Development Tool Insights

An interesting observation about AI development tools emerged this week. The decision to split responsibilities across different AI assistants is becoming clearer:

Claude for Web Development - Excels at front-end work and architectural discussions
GPT for Unity Projects - More natural for gameplay code and Unity-specific patterns

Claude has a tendency to restructure files too aggressively and sometimes creates god objects, but it shines when shaping front-end work. GPT feels more natural for Unity and gameplay code. Understanding these strengths helps optimize the development workflow.

Personal Milestone

On a personal note, today marks a one-year anniversary with my girlfriend. It's a milestone that feels significant given the role she played in my studies. She lent me the money I needed to finish my last semester, which allowed me to focus fully on both coursework and side projects. That support turned into a High Distinction on the SDBT framework, a project I still consider a cornerstone of my portfolio.

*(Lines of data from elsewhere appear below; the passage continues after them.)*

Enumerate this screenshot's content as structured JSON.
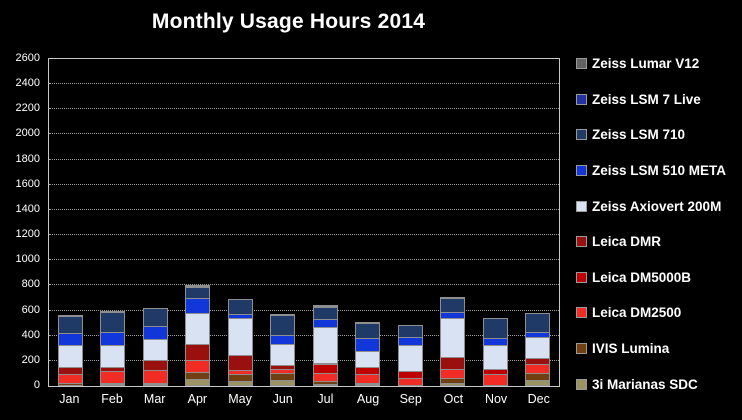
{
  "title": "Monthly Usage Hours 2014",
  "chart_data": {
    "type": "bar",
    "stacked": true,
    "title": "Monthly Usage Hours 2014",
    "xlabel": "",
    "ylabel": "",
    "categories": [
      "Jan",
      "Feb",
      "Mar",
      "Apr",
      "May",
      "Jun",
      "Jul",
      "Aug",
      "Sep",
      "Oct",
      "Nov",
      "Dec"
    ],
    "ylim": [
      0,
      2600
    ],
    "ytick_step": 200,
    "yticks": [
      0,
      200,
      400,
      600,
      800,
      1000,
      1200,
      1400,
      1600,
      1800,
      2000,
      2200,
      2400,
      2600
    ],
    "grid": "horizontal-dotted",
    "legend_position": "right",
    "background_color": "#000000",
    "series_bottom_to_top": [
      {
        "name": "3i Marianas SDC",
        "color": "#9C9362",
        "values": [
          0,
          10,
          5,
          55,
          40,
          50,
          20,
          10,
          0,
          25,
          0,
          50
        ]
      },
      {
        "name": "IVIS Lumina",
        "color": "#713F12",
        "values": [
          25,
          10,
          10,
          65,
          60,
          65,
          30,
          10,
          0,
          45,
          0,
          65
        ]
      },
      {
        "name": "Leica DM2500",
        "color": "#F02C25",
        "values": [
          75,
          105,
          110,
          105,
          40,
          35,
          70,
          80,
          65,
          80,
          95,
          75
        ]
      },
      {
        "name": "Leica DM5000B",
        "color": "#C00000",
        "values": [
          0,
          0,
          0,
          0,
          0,
          0,
          80,
          60,
          65,
          0,
          50,
          0
        ]
      },
      {
        "name": "Leica DMR",
        "color": "#9A100F",
        "values": [
          65,
          35,
          85,
          130,
          130,
          45,
          10,
          0,
          0,
          105,
          0,
          55
        ]
      },
      {
        "name": "Zeiss Axiovert 200M",
        "color": "#D9E2F2",
        "values": [
          185,
          190,
          175,
          255,
          305,
          170,
          290,
          135,
          215,
          320,
          195,
          180
        ]
      },
      {
        "name": "Zeiss LSM 510 META",
        "color": "#1136D9",
        "values": [
          105,
          105,
          112,
          132,
          38,
          78,
          78,
          118,
          65,
          55,
          65,
          45
        ]
      },
      {
        "name": "Zeiss LSM 710",
        "color": "#1F3A67",
        "values": [
          145,
          170,
          158,
          90,
          125,
          168,
          98,
          128,
          105,
          120,
          170,
          160
        ]
      },
      {
        "name": "Zeiss LSM 7 Live",
        "color": "#2531A3",
        "values": [
          10,
          10,
          0,
          10,
          0,
          10,
          15,
          15,
          0,
          10,
          0,
          0
        ]
      },
      {
        "name": "Zeiss Lumar V12",
        "color": "#636363",
        "values": [
          0,
          0,
          0,
          15,
          0,
          0,
          10,
          0,
          0,
          0,
          0,
          0
        ]
      }
    ],
    "legend_top_to_bottom": [
      "Zeiss Lumar V12",
      "Zeiss LSM 7 Live",
      "Zeiss LSM 710",
      "Zeiss LSM 510 META",
      "Zeiss Axiovert 200M",
      "Leica DMR",
      "Leica DM5000B",
      "Leica DM2500",
      "IVIS Lumina",
      "3i Marianas SDC"
    ]
  }
}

Moments like this remind me that these devlogs are not just about code or visuals but about the people behind them.

What Sucked

The blog spacing bug continues to be a persistent thorn. No matter how many adjustments we make, it seems stuck in place. It's a small UI problem but frustrating when the rest of the system feels cleaner.

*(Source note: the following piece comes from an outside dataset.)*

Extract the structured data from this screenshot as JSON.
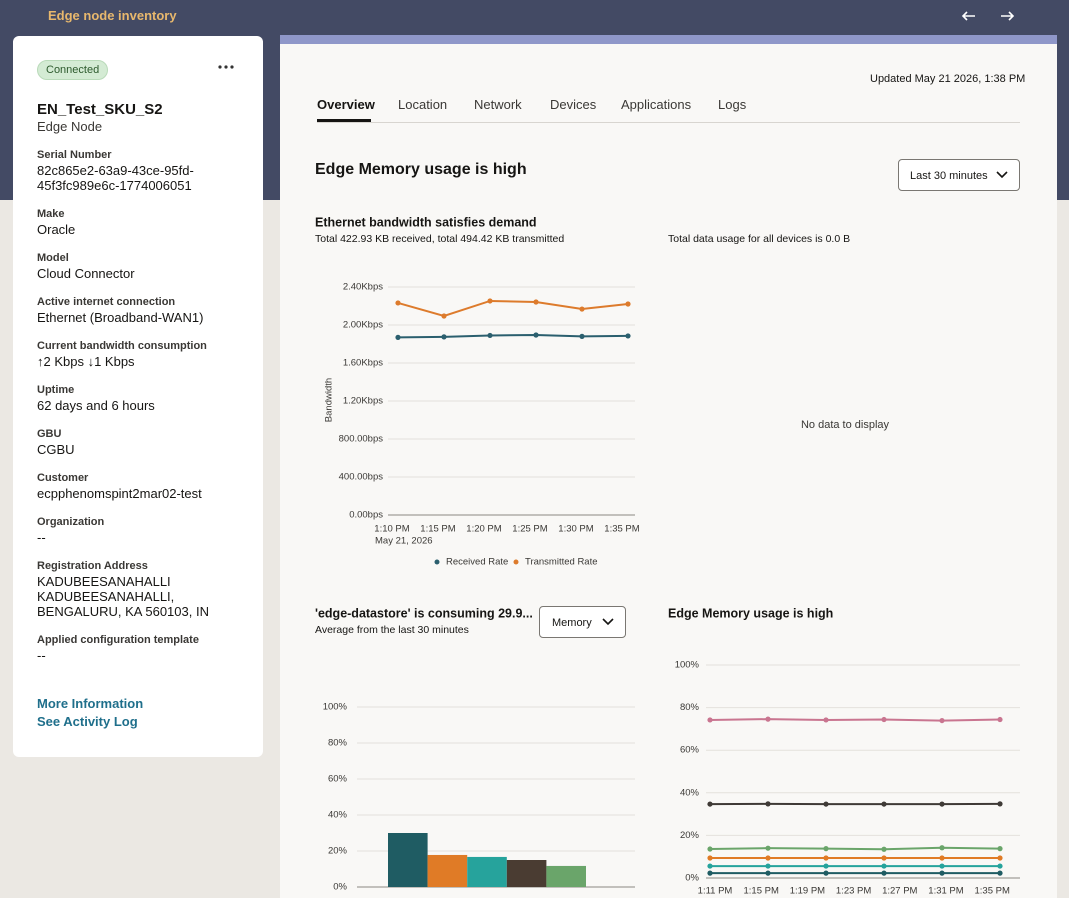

More significantly, hitting the usage cap with Codex has slowed development. Having to wait nearly four days before using it again shifts the load more toward Claude and GPT. This means website progress will taper off while I focus on Unity work.

[Chart: Development Tool Usage Distribution]
Showing how development focus shifts when different AI tools hit usage limits

Next Steps

The priority for the coming stretch is to finalize the ModularEnemy system and keep refining the layered voice detection pipeline. Once Layers 0-2 are properly stitched together, Layer 3 becomes the focus - setting up the Colab training pipeline and preparing the spectrogram dataset.

The anti-exploit system architecture is designed to make Voice Chain Reaction both fairer and more viral - players can't game the system, but legitimate vocal skills create genuine competitive advantage.

Beyond technical work, I still plan to return to that stubborn spacing bug on the blog. Sometimes the smallest UI issues are the most persistent.

Community Note

Outside of development, The International is in full swing. Falcons are struggling, but XG's recent victory over Team Spirit makes them the team to watch. There's something satisfying about following competitive gaming while building games - seeing the polish and balance that top-tier competition demands.

Technical Takeaway

The layered approach to voice detection demonstrates how complex problems benefit from architectural thinking. Rather than building one massive recognition system, we're creating specialized layers that each solve specific problems. This modularity makes testing easier, performance more predictable, and future enhancements more manageable.